Consider the parabola $x^2=4y$ and circle $x^2+(y-5{)}^2=r^2(r>0)$. Given that the circle touches the parabola at the points $P$ and $Q$. Let $R$ be the point of intersection of tangents to parabola at $P$ and $Q$ and $S$ be the centre of circle.
Which of the following statement(s) is/are TRUE?

• A. Centroid of $△PQR$ is $\left(0,\frac{7}{9}\right)$.
• B. Distance between chord $PQ$ and directrix of the parabola is $\frac{4}{3}$.
• C. Area of $△PQR$ is $\frac{40}{3\sqrt{3}}$.
• D. The common tangents to the circle and parabola intersect at $(0,-3)$.

Answer 1

Answer: (B), (D)

Putting $x^2=4y$ in equation of given circle, we get $4y+y^2-10y+\left(25-r^2\right)=0$
$\Rightarrow y^2-6y+\left(25-r^2\right)=0$
As parabola is tangent to circle, so discriminant of above equation must be zero.

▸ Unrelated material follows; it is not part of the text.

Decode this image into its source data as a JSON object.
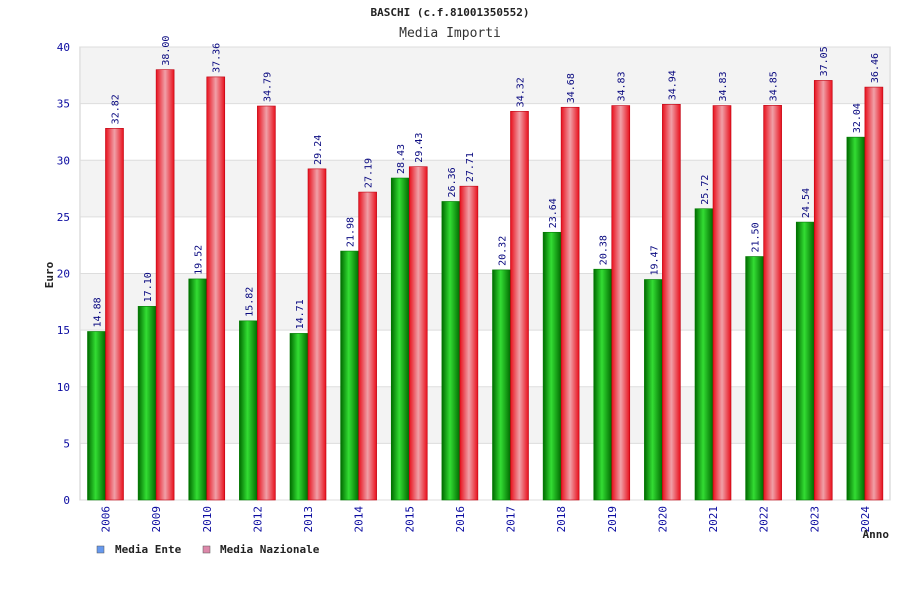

$\therefore 36=4\left(25-r^2\right)\Rightarrow r=4=$ radius of circle.
Let $y=mx+c$ be tangent to $x^2=4y$, so on solving we get
$x^2-4mx-4c=0$
Put discriminant to zero, we get $m^2=-c$ (condition of tangency) $\therefore y=mx-m^2$ is tangent to parabola $x^2=4y$.
But by applying condition of tangency of above tangent with the given circle, we get
$\frac{|5+m^2|}{\sqrt{1+m^2}}=4\Rightarrow m^4-6m^2-9=0\Rightarrow {\left(m^2-3\right)}^2=0\Rightarrow m=\pm \sqrt{3}$
Points of contact to the parabola will be $P\left(\frac{2}{m_1},\frac{1}{m_1^2}\right)$ & $Q\left(\frac{2}{m_2},\frac{1}{m_2^2}\right)$ i.e. $P\left(\frac{2}{\sqrt{3}},\frac{1}{3}\right)$ & $Q\left(\frac{-2}{\sqrt{3}},\frac{1}{3}\right)$.
$\therefore$ Equation of common tangents will be $y=\pm \sqrt{3}x-3$ which intersect at $R(0,-3)$
Center of circle is $S(0,5)$ & equation of chord $PQ$ is $y=\frac{1}{3}$.
Equations of latus-rectum and directrix of parabola will be $y=1$ and $y=-1$ respectively which are at distances $\frac{2}{3}$ and $\frac{4}{3}$ respectively. Also distance $SM=5-\frac{1}{3}=\frac{14}{3}$.
Clearly centroid of $△PQR$ is $\left(0,\frac{-7}{6}\right)$ and area of $△PQR$ is $\frac{20}{3\sqrt{3}}$.